For more information about the Final Rule and the comment process, please contact:
Mary Anne Mason
A copy of the final rule, approved on April 18, is available here.
1 An IFR is rule that has the full force and effect of law and becomes effective on the date specified in the Federal Register release. An IFR allows interested parties to submit comments during the comment period and the agency will consider those comments in determining whether to revise the final rule.
2 17 C.F.R. § 32.4; 77 Fed. Reg. at 25,325. The scienter standard under the antifraud provision of the final rule remains "intentionally or with reckless disregard." 77 Fed. Reg. at 25,325 n.30. (citing In re Osler, CFTC Docket No. 00-5, 2001 WL 138975 (Feb. 15, 2001)).
3 76 Fed. Reg. 29,818 (May 23, 2011).
4 The definition of the ECP was recently revised in the CFTC’s issuance of final rules relating to the terms "Swap Dealer" and "Major Swap Participant." In general, a corporate entity that has at least $10 million in total assets qualifies as an ECP.
5 An offeror is also known as a grantor or seller of a commodity option.

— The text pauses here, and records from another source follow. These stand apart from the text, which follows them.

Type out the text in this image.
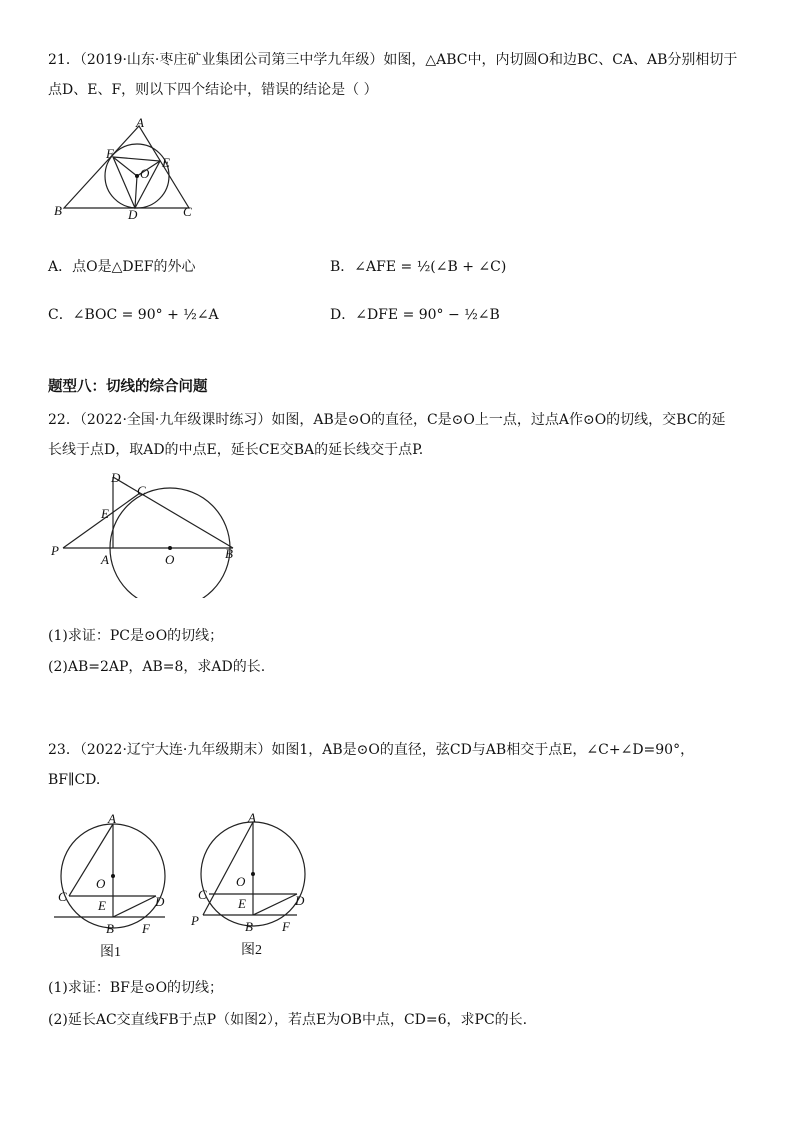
21．（2019·山东·枣庄矿业集团公司第三中学九年级）如图，△ABC中，内切圆O和边BC、CA、AB分别相切于
点D、E、F，则以下四个结论中，错误的结论是（ ）
A
B	C
D
E
F
O
A．点O是△DEF的外心	B．∠AFE = ½(∠B + ∠C)
C．∠BOC = 90° + ½∠A	D．∠DFE = 90° − ½∠B
题型八：切线的综合问题
22．（2022·全国·九年级课时练习）如图，AB是⊙O的直径，C是⊙O上一点，过点A作⊙O的切线，交BC的延
长线于点D，取AD的中点E，延长CE交BA的延长线交于点P.
D
C
E
P
A	O	B
(1)求证：PC是⊙O的切线；
(2)AB=2AP，AB=8，求AD的长.
23．（2022·辽宁大连·九年级期末）如图1，AB是⊙O的直径，弦CD与AB相交于点E，∠C+∠D=90°，
BF∥CD.
A
O
C
E	D
B F
图1
A
O
C
E	D
P	B F
图2
(1)求证：BF是⊙O的切线；
(2)延长AC交直线FB于点P（如图2），若点E为OB中点，CD=6，求PC的长.
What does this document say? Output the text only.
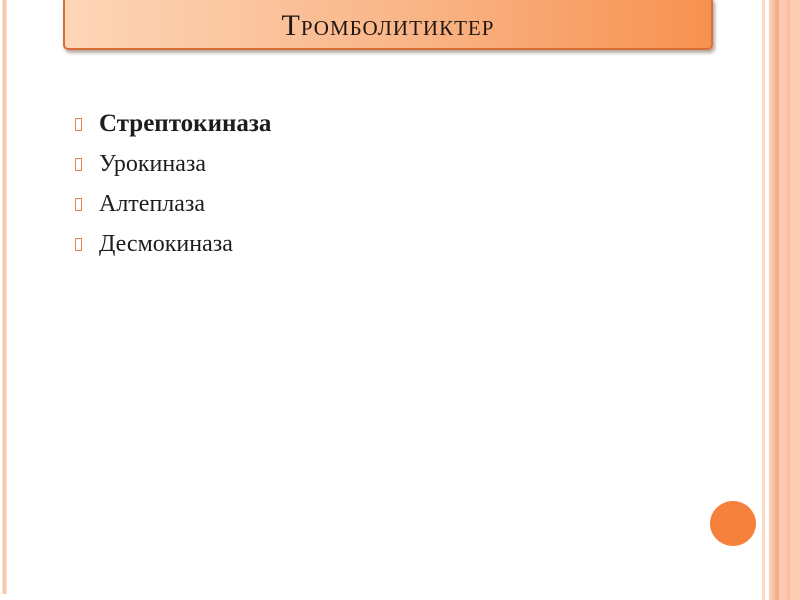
Тромболитиктер
Стрептокиназа
Урокиназа
Алтеплаза
Десмокиназа
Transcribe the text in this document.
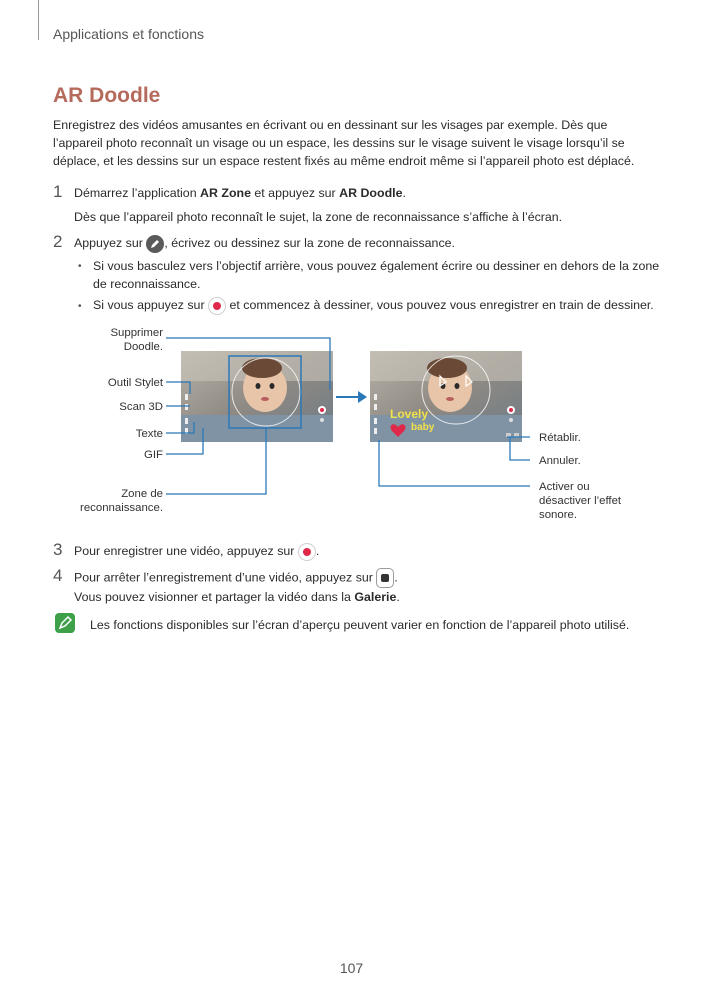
Applications et fonctions
AR Doodle
Enregistrez des vidéos amusantes en écrivant ou en dessinant sur les visages par exemple. Dès que l’appareil photo reconnaît un visage ou un espace, les dessins sur le visage suivent le visage lorsqu’il se déplace, et les dessins sur un espace restent fixés au même endroit même si l’appareil photo est déplacé.
1 Démarrez l’application AR Zone et appuyez sur AR Doodle.
Dès que l’appareil photo reconnaît le sujet, la zone de reconnaissance s’affiche à l’écran.
2 Appuyez sur , écrivez ou dessinez sur la zone de reconnaissance.
• Si vous basculez vers l’objectif arrière, vous pouvez également écrire ou dessiner en dehors de la zone
de reconnaissance.
• Si vous appuyez sur  et commencez à dessiner, vous pouvez vous enregistrer en train de dessiner.
Lovely
baby
Supprimer
Doodle.
Outil Stylet
Scan 3D
Texte
GIF
Zone de
reconnaissance.
Rétablir.
Annuler.
Activer ou
désactiver l’effet
sonore.
3 Pour enregistrer une vidéo, appuyez sur .
4 Pour arrêter l’enregistrement d’une vidéo, appuyez sur .
Vous pouvez visionner et partager la vidéo dans la Galerie.
Les fonctions disponibles sur l’écran d’aperçu peuvent varier en fonction de l’appareil photo utilisé.
107
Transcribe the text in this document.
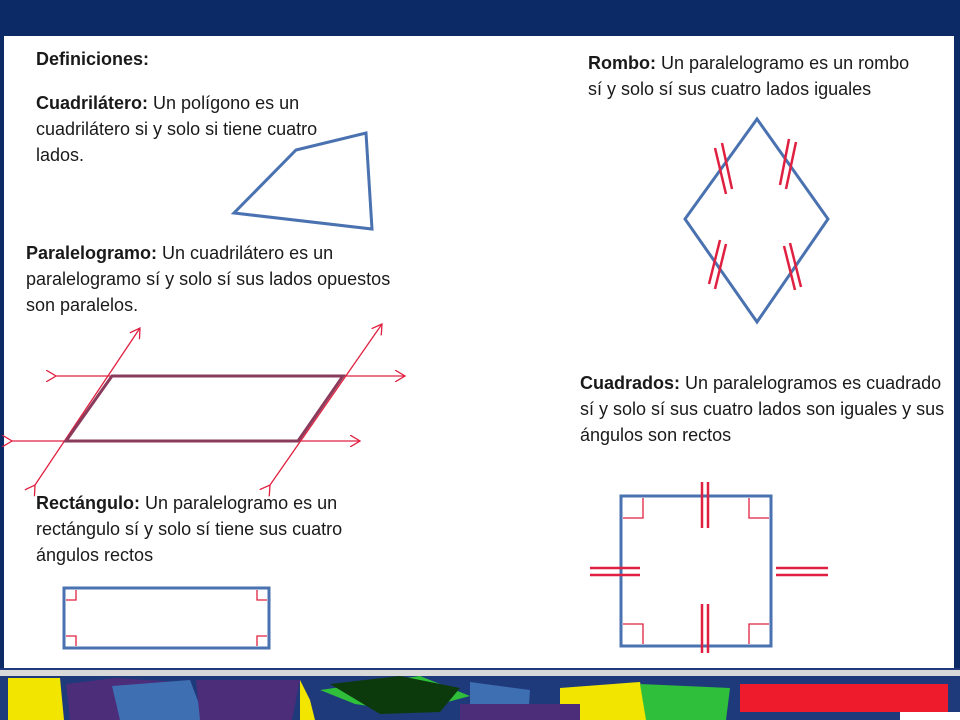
Definiciones:

Cuadrilátero: Un polígono es un cuadrilátero si y solo si tiene cuatro lados.

Paralelogramo: Un cuadrilátero es un paralelogramo sí y solo sí sus lados opuestos son paralelos.

Rectángulo: Un paralelogramo es un rectángulo sí y solo sí tiene sus cuatro ángulos rectos

Rombo: Un paralelogramo es un rombo sí y solo sí sus cuatro lados iguales

Cuadrados: Un paralelogramos es cuadrado sí y solo sí sus cuatro lados son iguales y sus ángulos son rectos
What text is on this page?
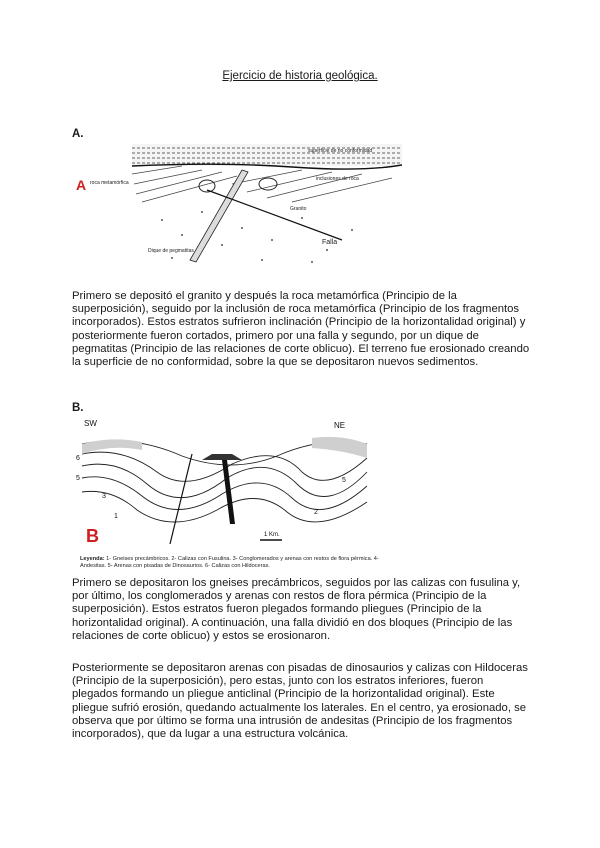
Ejercicio de historia geológica.
A.
A roca metamórfica
superficie de no conformidad
inclusiones de roca
Granito
Dique de pegmatitas
Falla

Primero se depositó el granito y después la roca metamórfica (Principio de la superposición), seguido por la inclusión de roca metamórfica (Principio de los fragmentos incorporados). Estos estratos sufrieron inclinación (Principio de la horizontalidad original) y posteriormente fueron cortados, primero por una falla y segundo, por un dique de pegmatitas (Principio de las relaciones de corte oblicuo). El terreno fue erosionado creando la superficie de no conformidad, sobre la que se depositaron nuevos sedimentos.

B.
SW	NE
6
5
3
1
5
2
B	1 Km.
Leyenda: 1- Gneises precámbricos. 2- Calizas con Fusulina. 3- Conglomerados y arenas con restos de flora pérmica. 4- Andesitas. 5- Arenas con pisadas de Dinosaurios. 6- Calizas con Hildoceras.

Primero se depositaron los gneises precámbricos, seguidos por las calizas con fusulina y, por último, los conglomerados y arenas con restos de flora pérmica (Principio de la superposición). Estos estratos fueron plegados formando pliegues (Principio de la horizontalidad original). A continuación, una falla dividió en dos bloques (Principio de las relaciones de corte oblicuo) y estos se erosionaron.

Posteriormente se depositaron arenas con pisadas de dinosaurios y calizas con Hildoceras (Principio de la superposición), pero estas, junto con los estratos inferiores, fueron plegados formando un pliegue anticlinal (Principio de la horizontalidad original). Este pliegue sufrió erosión, quedando actualmente los laterales. En el centro, ya erosionado, se observa que por último se forma una intrusión de andesitas (Principio de los fragmentos incorporados), que da lugar a una estructura volcánica.
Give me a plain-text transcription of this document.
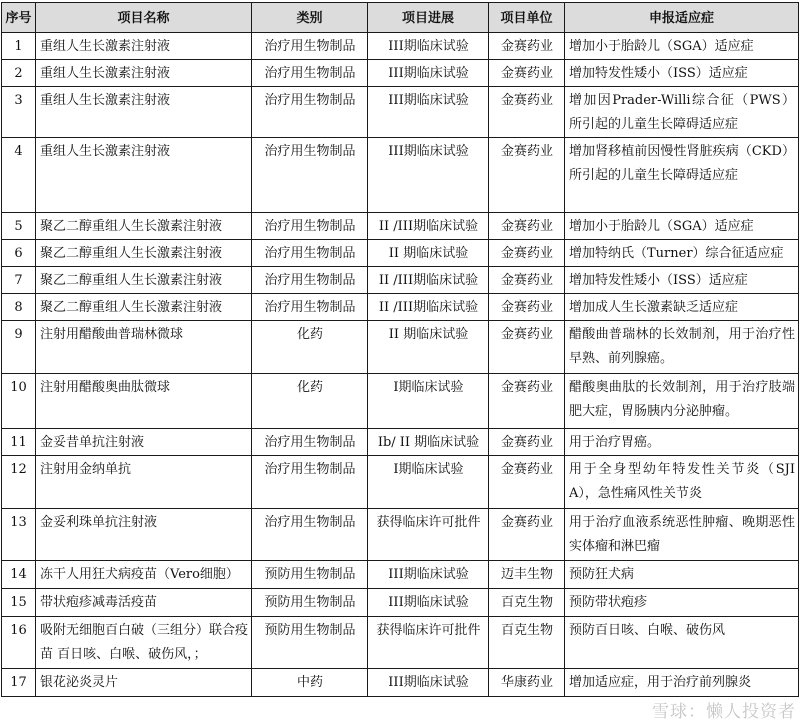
序号	项目名称	类别	项目进展	项目单位	申报适应症
1	重组人生长激素注射液	治疗用生物制品	III期临床试验	金赛药业	增加小于胎龄儿（SGA）适应症
2	重组人生长激素注射液	治疗用生物制品	III期临床试验	金赛药业	增加特发性矮小（ISS）适应症
3	重组人生长激素注射液	治疗用生物制品	III期临床试验	金赛药业	增加因Prader-Willi综合征（PWS）所引起的儿童生长障碍适应症
4	重组人生长激素注射液	治疗用生物制品	III期临床试验	金赛药业	增加肾移植前因慢性肾脏疾病（CKD）所引起的儿童生长障碍适应症
5	聚乙二醇重组人生长激素注射液	治疗用生物制品	II /III期临床试验	金赛药业	增加小于胎龄儿（SGA）适应症
6	聚乙二醇重组人生长激素注射液	治疗用生物制品	II 期临床试验	金赛药业	增加特纳氏（Turner）综合征适应症
7	聚乙二醇重组人生长激素注射液	治疗用生物制品	II /III期临床试验	金赛药业	增加特发性矮小（ISS）适应症
8	聚乙二醇重组人生长激素注射液	治疗用生物制品	II /III期临床试验	金赛药业	增加成人生长激素缺乏适应症
9	注射用醋酸曲普瑞林微球	化药	II 期临床试验	金赛药业	醋酸曲普瑞林的长效制剂，用于治疗性早熟、前列腺癌。
10	注射用醋酸奥曲肽微球	化药	I期临床试验	金赛药业	醋酸奥曲肽的长效制剂，用于治疗肢端肥大症，胃肠胰内分泌肿瘤。
11	金妥昔单抗注射液	治疗用生物制品	Ib/ II 期临床试验	金赛药业	用于治疗胃癌。
12	注射用金纳单抗	治疗用生物制品	I期临床试验	金赛药业	用于全身型幼年特发性关节炎（SJIA），急性痛风性关节炎
13	金妥利珠单抗注射液	治疗用生物制品	获得临床许可批件	金赛药业	用于治疗血液系统恶性肿瘤、晚期恶性实体瘤和淋巴瘤
14	冻干人用狂犬病疫苗（Vero细胞）	预防用生物制品	III期临床试验	迈丰生物	预防狂犬病
15	带状疱疹减毒活疫苗	预防用生物制品	III期临床试验	百克生物	预防带状疱疹
16	吸附无细胞百白破（三组分）联合疫苗 百日咳、白喉、破伤风，；	预防用生物制品	获得临床许可批件	百克生物	预防百日咳、白喉、破伤风
17	银花泌炎灵片	中药	III期临床试验	华康药业	增加适应症，用于治疗前列腺炎
雪球：懒人投资者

6 A commercial end user is "a producer, processor, or commercial user of, or a merchant handling the commodity that is the subject of the commodity option transaction, or the products or by-products thereof, and such offeror is offering or entering into the commodity option transaction solely for purposes related to its business as such." 17 C.F.R. § 32.2(a)(1)(i).
7 An offeree is also known as a grantee or a buyer of a commodity option.
8 An SD will be the reporting counterparty for transactions where only one party is an SD. An MSP will be the reporting counterparty for transactions where only one party is an MSP (and the other counterparty is not an SD). If one counterparty is not an SD/MSP, but is a "Financial Entity," then the Financial Entity will be the reporting counterparty (if the other counterparty is not an SD or MSP). If both counterparties are of the same level (i.e., both SDs, MSPs, non-SDs/MSPs), then the parties must agree which counterparty is the reporting counterparty. The one exception to this rule is that if both counterparties are non-SDs/MSPs and only one counterparty is a "U.S. person," then the "U.S. person" counterparty is the reporting counterparty. See 17 C.F.R. § 45.8.